Redéfinir ce que signifie ‘consensus’ à l'OMC ?

Lettre ouverte au Directeur général de l'OMC — Pascal Lamy

Cher M. Lamy,

Les organisations de la société civile soussignées sont indignées par la méthode profondément anti-démocratique utilisée pour élaborer le projet de déclaration ministérielle sur les services, qui ne tient pas compte des inquiétudes de la majorité. Cette façon de procéder donne une nouvelle définition du mode de décision par “consensus” qui suscite un consensus avant d'inclure un point dans le texte de négociations ; il apparaît désormais qu'au moins dans le cas du Conseil pour le Commerce des Services, le Président peut inclure des points présentés par des membres qu'il soutient, même s'il n'y a pas d'accord, et que ces points ne peuvent être retirés que s'il y a un consensus total parmi les 148 états membres.

Le 13 octobre, le Président du Conseil pour le Commerce des Services, l'ambassadeur mexicain Fernando de Mateo, a fait circuler une première “Note du Président” sur des “éléments possibles d'un projet de déclaration ministérielle sur les services” (JOB(05)/234. A la rubrique Objectifs des négociations, M. l'Ambassadeur Mateo reprend les points suivants

  • Objectifs modaux ou autres objectifs multilatéeraux spécifiques

  • Objectifs sectoriels et modaux tels qu'exprimés par des membres de façon individuelle

ou sous “Approches”

  • Approches plurilatérales, sectorielles – et/ou propres à un mode

  • Approches multilatérales (par exemple liée à une décision particulière)

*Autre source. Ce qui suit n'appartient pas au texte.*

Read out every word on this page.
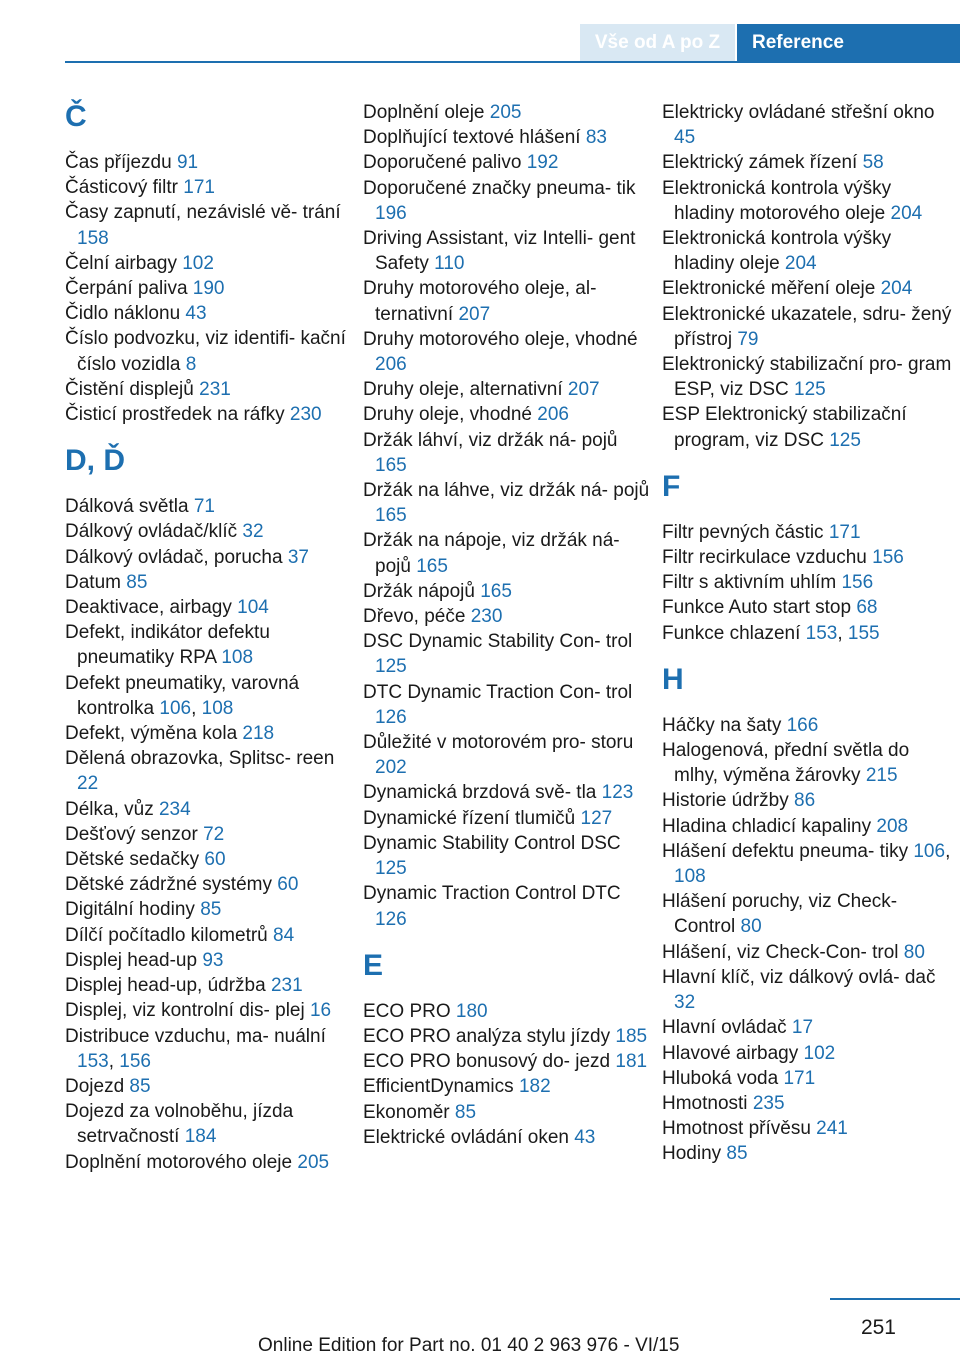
Vše od A po Z	Reference
Č
Čas příjezdu 91
Částicový filtr 171
Časy zapnutí, nezávislé vě‐ trání 158
Čelní airbagy 102
Čerpání paliva 190
Čidlo náklonu 43
Číslo podvozku, viz identifi‐ kační číslo vozidla 8
Čistění displejů 231
Čisticí prostředek na ráfky 230
D, Ď
Dálková světla 71
Dálkový ovládač/klíč 32
Dálkový ovládač, porucha 37
Datum 85
Deaktivace, airbagy 104
Defekt, indikátor defektu pneumatiky RPA 108
Defekt pneumatiky, varovná kontrolka 106, 108
Defekt, výměna kola 218
Dělená obrazovka, Splitsc‐ reen 22
Délka, vůz 234
Dešťový senzor 72
Dětské sedačky 60
Dětské zádržné systémy 60
Digitální hodiny 85
Dílčí počítadlo kilometrů 84
Displej head-up 93
Displej head-up, údržba 231
Displej, viz kontrolní dis‐ plej 16
Distribuce vzduchu, ma‐ nuální 153, 156
Dojezd 85
Dojezd za volnoběhu, jízda setrvačností 184
Doplnění motorového oleje 205
Doplnění oleje 205
Doplňující textové hlášení 83
Doporučené palivo 192
Doporučené značky pneuma‐ tik 196
Driving Assistant, viz Intelli‐ gent Safety 110
Druhy motorového oleje, al‐ ternativní 207
Druhy motorového oleje, vhodné 206
Druhy oleje, alternativní 207
Druhy oleje, vhodné 206
Držák láhví, viz držák ná‐ pojů 165
Držák na láhve, viz držák ná‐ pojů 165
Držák na nápoje, viz držák ná‐ pojů 165
Držák nápojů 165
Dřevo, péče 230
DSC Dynamic Stability Con‐ trol 125
DTC Dynamic Traction Con‐ trol 126
Důležité v motorovém pro‐ storu 202
Dynamická brzdová svě‐ tla 123
Dynamické řízení tlumičů 127
Dynamic Stability Control DSC 125
Dynamic Traction Control DTC 126
E
ECO PRO 180
ECO PRO analýza stylu jízdy 185
ECO PRO bonusový do‐ jezd 181
EfficientDynamics 182
Ekonoměr 85
Elektrické ovládání oken 43
Elektricky ovládané střešní okno 45
Elektrický zámek řízení 58
Elektronická kontrola výšky hladiny motorového oleje 204
Elektronická kontrola výšky hladiny oleje 204
Elektronické měření oleje 204
Elektronické ukazatele, sdru‐ žený přístroj 79
Elektronický stabilizační pro‐ gram ESP, viz DSC 125
ESP Elektronický stabilizační program, viz DSC 125
F
Filtr pevných částic 171
Filtr recirkulace vzduchu 156
Filtr s aktivním uhlím 156
Funkce Auto start stop 68
Funkce chlazení 153, 155
H
Háčky na šaty 166
Halogenová, přední světla do mlhy, výměna žárovky 215
Historie údržby 86
Hladina chladicí kapaliny 208
Hlášení defektu pneuma‐ tiky 106, 108
Hlášení poruchy, viz Check- Control 80
Hlášení, viz Check-Con‐ trol 80
Hlavní klíč, viz dálkový ovlá‐ dač 32
Hlavní ovládač 17
Hlavové airbagy 102
Hluboká voda 171
Hmotnosti 235
Hmotnost přívěsu 241
Hodiny 85
251
Online Edition for Part no. 01 40 2 963 976 - VI/15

  • Indicateurs et objectifs chiffrés.

Or ces éléments ne jouissent pas du soutien de l'ensemble des membres. Ainsi les normes minimales, les approches spécifiques au mode ou les objectifs chiffrés visant tous à accélérer les négociations sur l'AGCS ont été vigoureusement rejetés par un grand nombre de PVD dont des PMA. Les nombreuses déclarations qui émaillent els réunions de ce Conseil le prouvent à suffisance. Plusieurs délégations avaient demandé que ces questions soient retirées ou mises entre parenthèses vu l'absence de consensus. Elles font également remarquer le manque de cohérence qui fait que la section sur les “Règles” renvoyant aux négociations sur les mécanismes de sauvegarde d'urgence (emergency safeguard mechanism, ESM) a, elle, bel et bien été mise entre parenthèses alors qu'il avait été convenu de la négocier. De même, elles ont répété qu'il faudrait renforcer l'architecture actuelle de l'AGCS par l'ajout d'un paragraphe dans les Principes.

En dépit de ces objections, les nouvelles propositions sur de nouvelles approches ont réapparu (toujours pas entre parenthèses) dans le second projet de l'Ambassadeur Mateo, du 20 octobre (JOB(05)/234/Rev.1), et se trouvent développées dans le projet de déclaration ministérielle sur les services communiqué le 26 octobre (JOB(05)/262). Un deuxième projet sera communiqué le 3 novembre – ce sera le texte que le Président entend amener à Hong Kong. Alors que le Président inclut dans le texte des éléments qui ne jouissent pas du consensus, selon lui, pour en retirer le moindre élément, il faudrait un consensus de tous les membres ! Dans le même temps, ce qui est déjà acquis comme objet de négociations, les mesures de sauvegarde, une promesse déjà formulée dans le cycle de l'Uruguay comme on peut le voir à l'Article X.1 de l'AGCS, mais qui ne suscite pas l'enthousiasme des pays développés, n'a pas été repris par le Président dans son projet de texte. Ce projet ne comprend pas de proposition visant à renforcer l'architecture actuelle de l'AGCS non plus.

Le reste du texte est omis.